Conclusion: 2+ movement when declaring war do look overpowered at first view, but there are ways to screw up with it, so it is manageable for my opponents.
In my opinion the true overpowered ability of Persia:
no occupation penalty! So when I conquer one of my opponent's city, I can make full use of that city from start and I don't suffer 75% penalty of all yields in occupied cities. In PBEM 2 I did suffer greatly from occupation penalty at end of game, I did conquer 11 cities and all of them didn't really help me besides owning them and I think that I managed to complete handful a building or units in occupied cities which did contribute very little in war against oledavy and Woden. With Persia it is going be very different story!
Satrapies: Extra trade route when reaching Political Philosophy civc and +2
and +1
greatly contributes with growth of my empire. Don't underestimate one higher road level, combined with 2+ movement I can carry out a truly surprise war or move my units over large distances. If I decides to add Great General here, it would be terrifying.

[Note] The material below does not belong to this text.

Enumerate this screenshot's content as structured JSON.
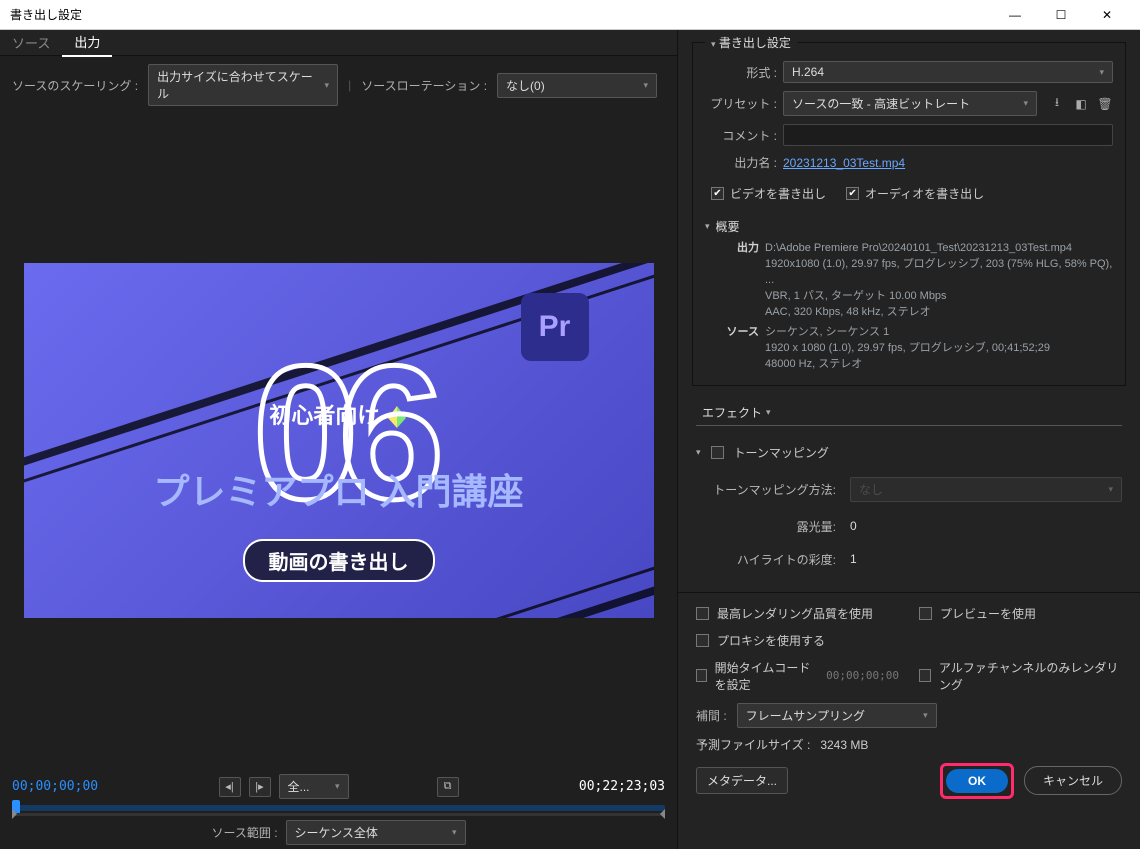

Pairidaeza: unlocks with Early Empire civic, so I can build it fairly early and I can possibly skip building monuments for culture. Instead I can gain culture from trade routes (see Satrapies) and building Pairidaezas. Pairidaeza can't be built next each other and moreover they offer adjacent bonuses to holy site, theater, commercial district and city. So a city planning for long term is needed here to not screw up, although Pairidaeza can be removed since it is a improvement unlike districts which can't be removed. The appeal bonus gained with Pairdaeza allows me to aim for cultural victory with tourism if game drag till in modern age.
Immortal: this is probably most weird unit of civilization 6. It is a melee unit and a replacement for swordsman, but it attack is ranged. Which means that I can't capture cities with immortal (in test game I was wondering long when I can't take a defenseless city with 4 immortals
). Which mean I need to back up immortal with horseman, heavy chariot or warriors to able capture cities.
Also a wacky thing is that despite Immortal using ranged attack, it promotion tree is based upon melee unit, which mean that Immortal won't gain extra ranged attack through promotion and is stuck at 25 ranged atk. Normal archer with promotion get 30 ranged atk.
True strength of Immortal lies in its resilience, with strength of 30 (still weaker than swordsman which fields 36 strength) it can survive strikes which normal archer would die. This way Immortal can pile up promotions which often boosts his melee (defensive) strength. Also his range of 2 allows me hit enemy melee units earlier and damage them before engaging melee. Enemy archers lose against Immortal due having lower strength. Horseman can rush in and win battle against Immortal but not one shot kill it with one or two horses, so Immortal can counter attack here.
Therefore I need to play strategically, if possible find choke point or hills where Immortals can attack from and make difficult for enemies to reach Immortals fast.